About me

Hey, I'm Alex Harri. I write about software engineering topics like TypeScript, performance, and mathematics. View blog.

Career

As a very early employee at Taktikal—and subsequently as a Tech Lead—I built our first front-end applications, their supporting web services, and their CI/CD pipelines. That gave me valuable experience in building applications from scratch and maintaining them as they evolve. I worked at Taktikal for 4 years.

At GRID, I worked on their JavaScript-based spreadsheet engine running in the browser, their formula parser written in Rust, and wrote some Python for the back-end. See "Making GRID's spreadsheet engine 10% faster".

Right now I'm leading the development of Arkio's modelling tools. Arkio is an architectural modeler and model reviewer written in C#. My work involves lots of 3D geometry, mathematics (see "Planes in 3D space"), and some fairly low-level C# code.

Writing

I've written about topics ranging from performance and mathematics to TypeScript and monorepos.

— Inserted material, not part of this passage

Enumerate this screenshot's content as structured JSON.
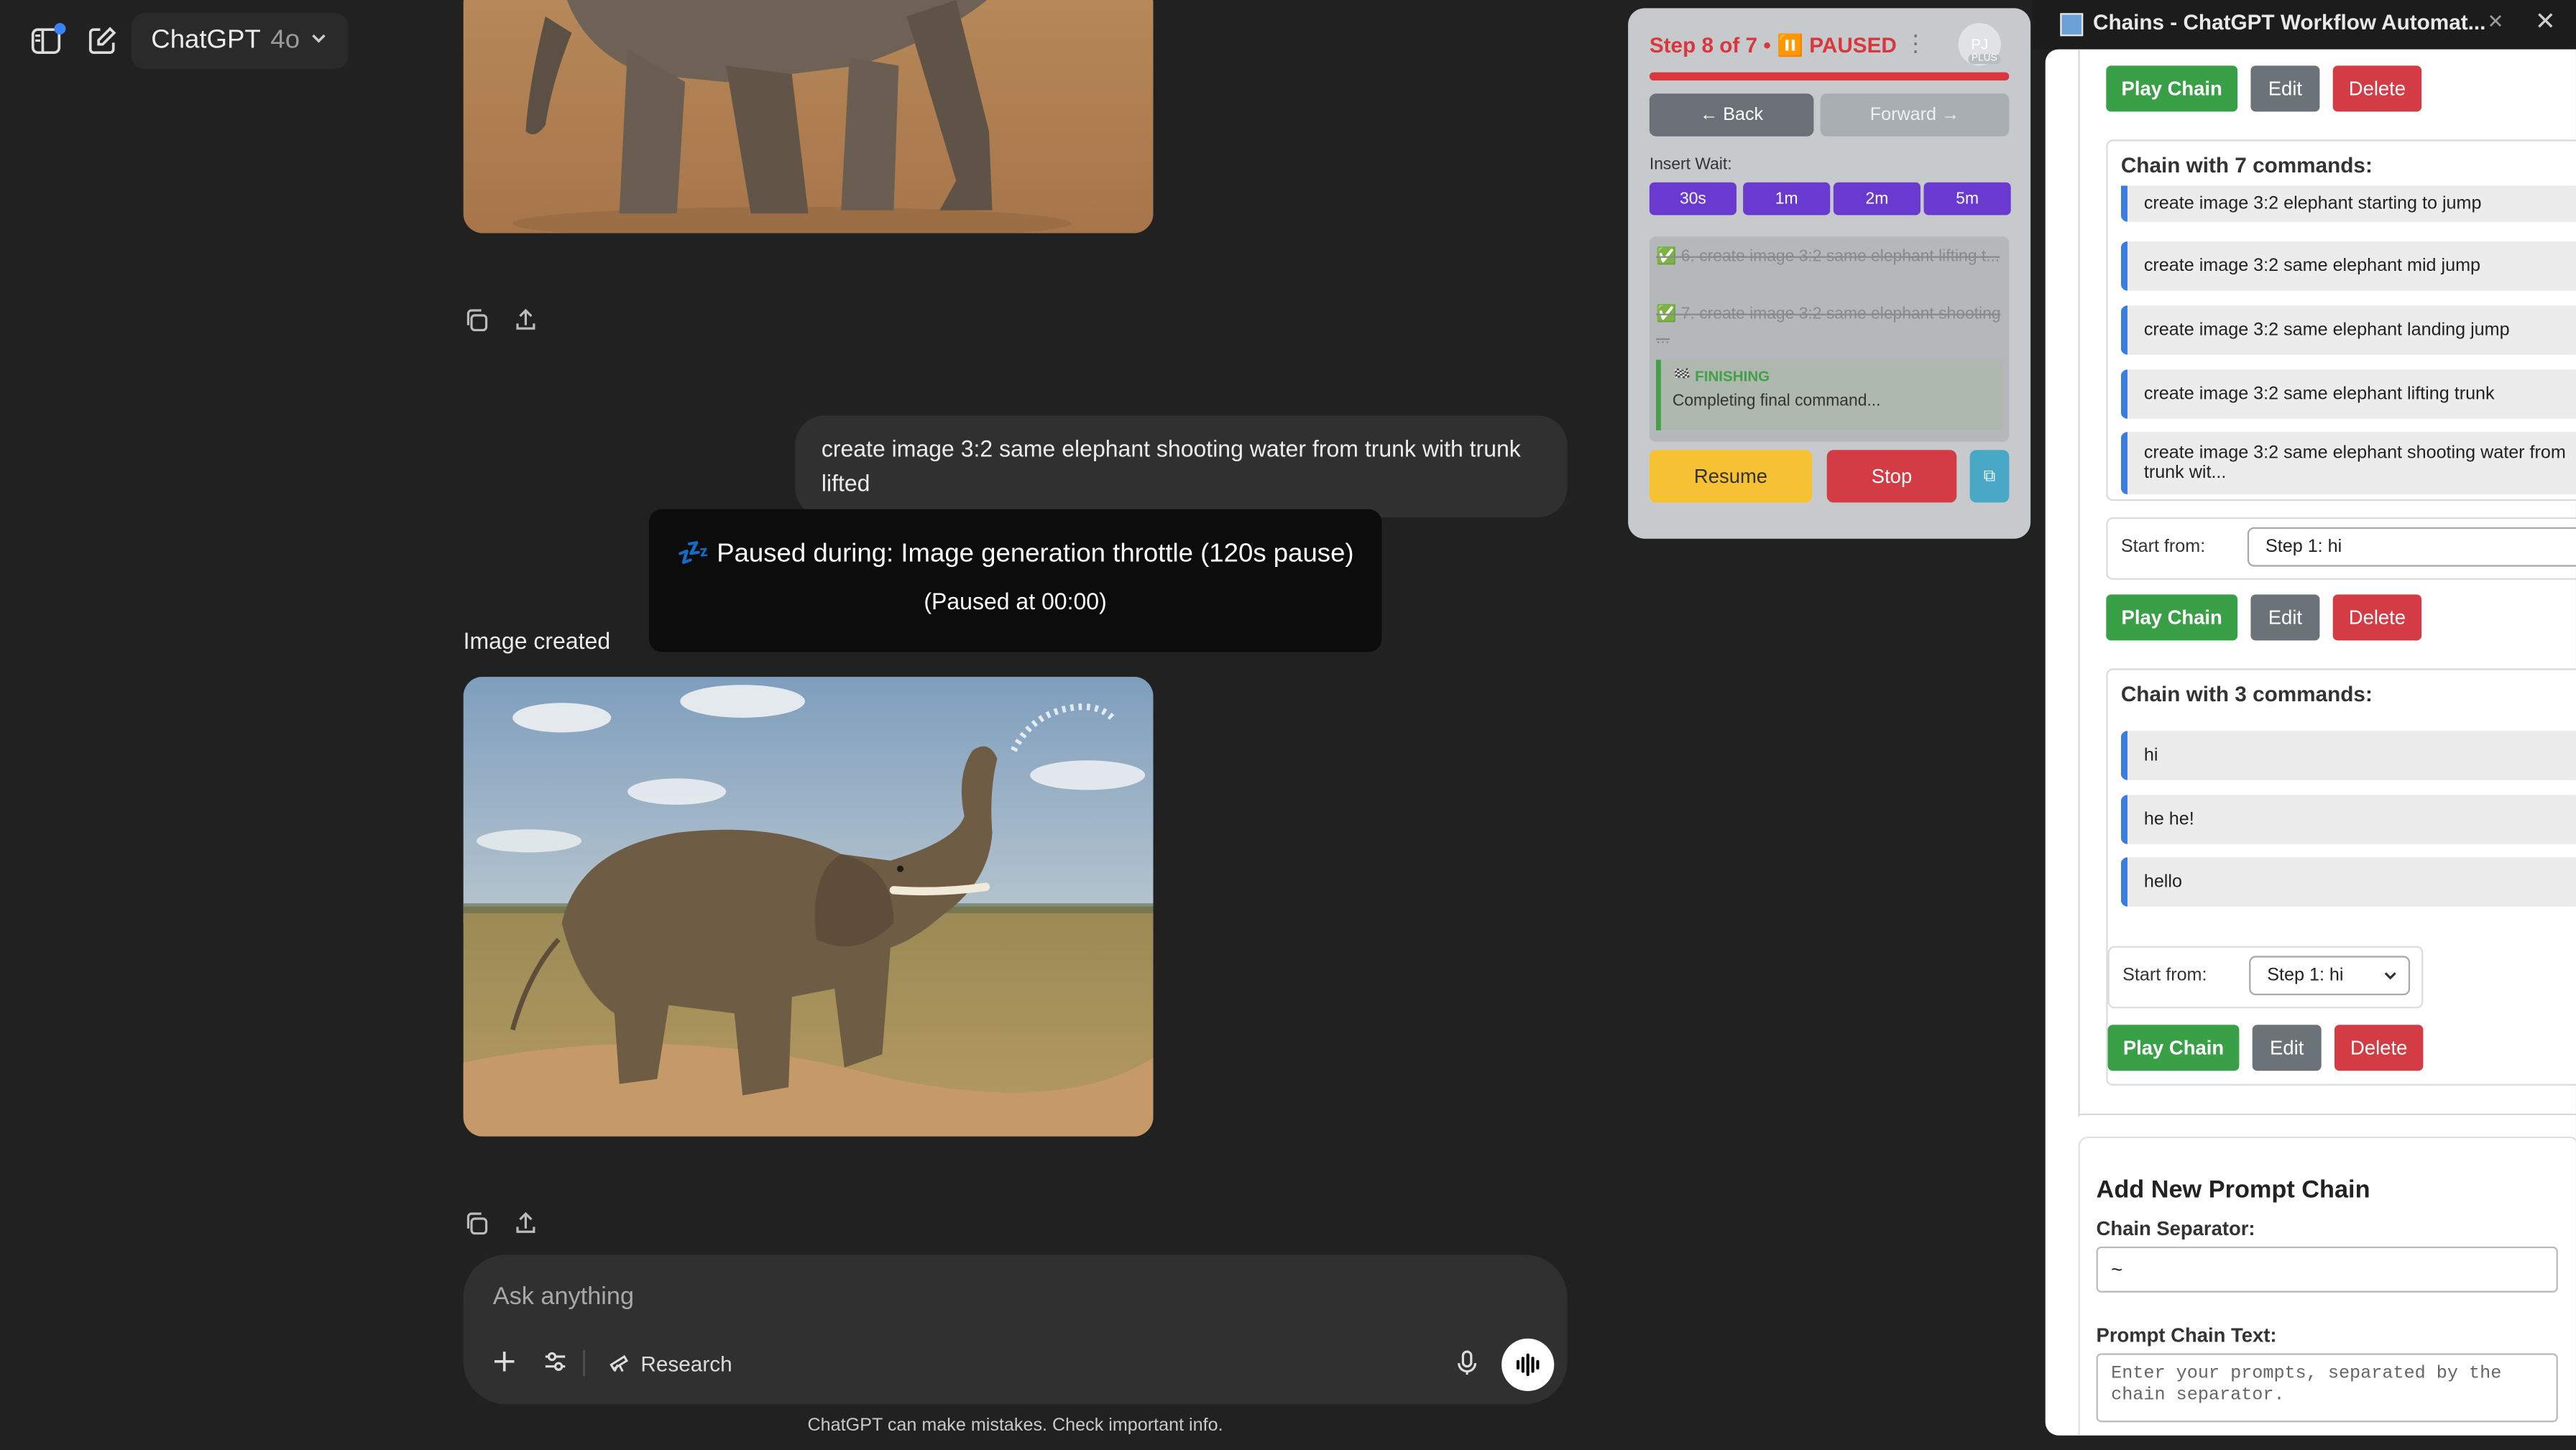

My first really popular post was "The Engineering behind Figma's Vector Networks", which I wrote back in 2019. It's a lengthy post covering multiple topics and it contains over 200 diagrams and illustrations.

I've written three posts about TypeScript so far:

My first post containing interactive elements is "Multi-cursor code editing: An animated introduction", which uses animated instances of the VS code editor to demonstrate use cases and techniques for multi-cursor code editing.

Another post containing a lot of interactivity is "Planes in 3D space". It contains over 50 interactive 3D illustrations, intended to provide a visual and intuitive understanding of planes.

I've also written about monorepos, performance (twice) , and bit manipulation.

Projects

My personal projects can be found on my GitHub page.

Notable project include an animation editor, a helper for Icelandic name declension called Beygla, an experimental schema builder called Strema, and this website.